“Not they,” said Armine; “but I wanted to read Babie a passage just now, and she said she had no notion of making Sundays of week days, and ran away. It is not only that, mother, but what is the matter with Babie? She is quite different.”
“Have you only just seen it?”
“No, I have felt something indefinable between us, though I never could bear to speak of it, ever since Bobus went. Do you think he did her any harm?”
“A little, but not much. Shall I tell you the truth, Armine; can you bear it?”
“What! did I disgust her when I was so selfish and discontented?”
“Not so much you, my boy, as the overdoing at Woodside! I can venture to speak of it now, for I fancy you have got over the trance.”

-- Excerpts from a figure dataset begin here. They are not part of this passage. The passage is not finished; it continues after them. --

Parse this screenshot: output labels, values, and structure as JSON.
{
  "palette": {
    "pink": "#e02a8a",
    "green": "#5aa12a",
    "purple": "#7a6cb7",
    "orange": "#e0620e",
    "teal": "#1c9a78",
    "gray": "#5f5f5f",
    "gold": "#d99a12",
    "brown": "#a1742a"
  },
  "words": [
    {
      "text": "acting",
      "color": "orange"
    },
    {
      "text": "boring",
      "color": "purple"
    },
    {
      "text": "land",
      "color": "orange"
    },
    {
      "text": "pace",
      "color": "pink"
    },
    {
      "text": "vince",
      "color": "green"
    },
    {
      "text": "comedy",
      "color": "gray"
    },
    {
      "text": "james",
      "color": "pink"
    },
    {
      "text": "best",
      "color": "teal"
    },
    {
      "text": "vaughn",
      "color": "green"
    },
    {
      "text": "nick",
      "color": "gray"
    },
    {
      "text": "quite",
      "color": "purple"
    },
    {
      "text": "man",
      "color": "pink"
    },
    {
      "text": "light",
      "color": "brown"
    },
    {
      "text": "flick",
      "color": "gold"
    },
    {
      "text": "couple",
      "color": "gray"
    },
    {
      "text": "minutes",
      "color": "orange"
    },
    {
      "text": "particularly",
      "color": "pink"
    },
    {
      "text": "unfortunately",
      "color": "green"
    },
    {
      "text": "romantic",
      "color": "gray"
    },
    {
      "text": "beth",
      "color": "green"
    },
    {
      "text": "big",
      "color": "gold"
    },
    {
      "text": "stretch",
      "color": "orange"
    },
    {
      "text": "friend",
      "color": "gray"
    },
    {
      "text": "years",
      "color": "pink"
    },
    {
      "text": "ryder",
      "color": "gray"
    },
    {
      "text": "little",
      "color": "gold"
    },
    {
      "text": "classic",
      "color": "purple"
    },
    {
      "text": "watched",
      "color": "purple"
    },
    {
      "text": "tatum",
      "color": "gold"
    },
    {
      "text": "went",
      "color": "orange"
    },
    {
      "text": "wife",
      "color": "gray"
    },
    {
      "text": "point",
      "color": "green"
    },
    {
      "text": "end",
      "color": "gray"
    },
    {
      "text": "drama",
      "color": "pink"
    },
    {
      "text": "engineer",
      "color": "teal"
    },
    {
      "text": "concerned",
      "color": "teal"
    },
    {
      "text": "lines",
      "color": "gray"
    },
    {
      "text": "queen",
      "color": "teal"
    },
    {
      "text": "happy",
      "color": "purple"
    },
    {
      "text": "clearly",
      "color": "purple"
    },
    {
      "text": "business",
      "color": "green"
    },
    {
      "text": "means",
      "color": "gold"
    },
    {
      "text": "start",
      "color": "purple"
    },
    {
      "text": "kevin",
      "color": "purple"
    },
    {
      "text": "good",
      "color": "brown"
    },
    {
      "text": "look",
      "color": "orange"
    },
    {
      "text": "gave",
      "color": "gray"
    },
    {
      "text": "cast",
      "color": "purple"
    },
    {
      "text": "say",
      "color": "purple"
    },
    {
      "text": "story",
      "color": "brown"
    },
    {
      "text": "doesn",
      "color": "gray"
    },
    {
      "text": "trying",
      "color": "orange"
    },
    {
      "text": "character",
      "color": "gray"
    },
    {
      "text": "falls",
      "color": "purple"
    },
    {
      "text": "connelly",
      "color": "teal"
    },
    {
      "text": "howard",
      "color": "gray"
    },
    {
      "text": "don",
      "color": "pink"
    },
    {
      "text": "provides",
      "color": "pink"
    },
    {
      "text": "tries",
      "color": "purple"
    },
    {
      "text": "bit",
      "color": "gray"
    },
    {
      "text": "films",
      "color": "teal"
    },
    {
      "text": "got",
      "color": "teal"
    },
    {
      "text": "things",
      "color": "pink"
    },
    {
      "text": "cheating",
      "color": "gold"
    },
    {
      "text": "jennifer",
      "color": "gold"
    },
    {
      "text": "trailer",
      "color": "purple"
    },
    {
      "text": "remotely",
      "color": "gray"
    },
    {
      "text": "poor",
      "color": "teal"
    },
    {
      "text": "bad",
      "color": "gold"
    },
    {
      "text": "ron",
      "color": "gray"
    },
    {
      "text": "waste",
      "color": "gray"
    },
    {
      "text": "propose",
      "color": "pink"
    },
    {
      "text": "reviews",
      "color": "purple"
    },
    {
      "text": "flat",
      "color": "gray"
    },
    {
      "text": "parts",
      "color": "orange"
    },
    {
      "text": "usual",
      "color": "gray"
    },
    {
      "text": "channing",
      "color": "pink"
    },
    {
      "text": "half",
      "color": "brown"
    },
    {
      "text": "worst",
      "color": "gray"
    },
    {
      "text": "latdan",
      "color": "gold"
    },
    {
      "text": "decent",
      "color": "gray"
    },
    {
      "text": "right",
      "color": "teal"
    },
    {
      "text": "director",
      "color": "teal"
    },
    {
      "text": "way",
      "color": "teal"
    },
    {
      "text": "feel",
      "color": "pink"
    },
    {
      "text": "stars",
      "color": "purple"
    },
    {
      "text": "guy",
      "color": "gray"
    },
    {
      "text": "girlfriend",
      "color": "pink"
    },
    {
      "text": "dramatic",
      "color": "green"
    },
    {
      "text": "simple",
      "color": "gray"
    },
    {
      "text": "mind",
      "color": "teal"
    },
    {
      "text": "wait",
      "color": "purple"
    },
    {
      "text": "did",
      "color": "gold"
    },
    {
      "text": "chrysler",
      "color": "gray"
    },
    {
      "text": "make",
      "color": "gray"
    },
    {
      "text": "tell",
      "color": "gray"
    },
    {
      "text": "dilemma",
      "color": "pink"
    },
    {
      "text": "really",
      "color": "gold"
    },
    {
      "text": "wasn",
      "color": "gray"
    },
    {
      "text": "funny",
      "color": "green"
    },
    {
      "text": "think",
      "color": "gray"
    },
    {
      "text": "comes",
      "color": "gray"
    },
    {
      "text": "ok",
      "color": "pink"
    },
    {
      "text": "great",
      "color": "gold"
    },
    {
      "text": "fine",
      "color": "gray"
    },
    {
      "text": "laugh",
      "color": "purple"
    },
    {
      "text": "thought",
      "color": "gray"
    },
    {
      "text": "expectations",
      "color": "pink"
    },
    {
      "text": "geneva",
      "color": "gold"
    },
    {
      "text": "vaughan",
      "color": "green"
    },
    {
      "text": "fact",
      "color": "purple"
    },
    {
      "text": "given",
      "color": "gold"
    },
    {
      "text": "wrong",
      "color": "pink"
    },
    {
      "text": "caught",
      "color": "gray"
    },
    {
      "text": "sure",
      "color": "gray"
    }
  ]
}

“Well, mother,” said Armine, smiling back to her in spite of himself, “I have not liked to say so, it seemed a shame; but staying at the Vicarage made me wonder at my being such an egregious ass last year! Do you know, I couldn’t help it; but that good lady would seem to me quite mawkish in her flattery! And how she does domineer over that poor brother of hers! Then the fuss she makes about details, never seeming to know which are accessories and which are principles. I don’t wonder that I was an absurdity in the eyes of all beholders. But it is very sad if it has really alienated my dear Infanta from all deeper and higher things!”
“Not so bad as that, my dear; my Babie is a good little girl.”
“Oh yes, mother, I did not mean—”
“But it did break that unity between you, and prevent your leading her insensibly. I fancy your two characters would have grown apart anyhow, but this was the moving cause. Now I fancy, so far as I can see, that she is more afraid of being wearied and restrained than of anything else. It is just what I felt for many years of my life.”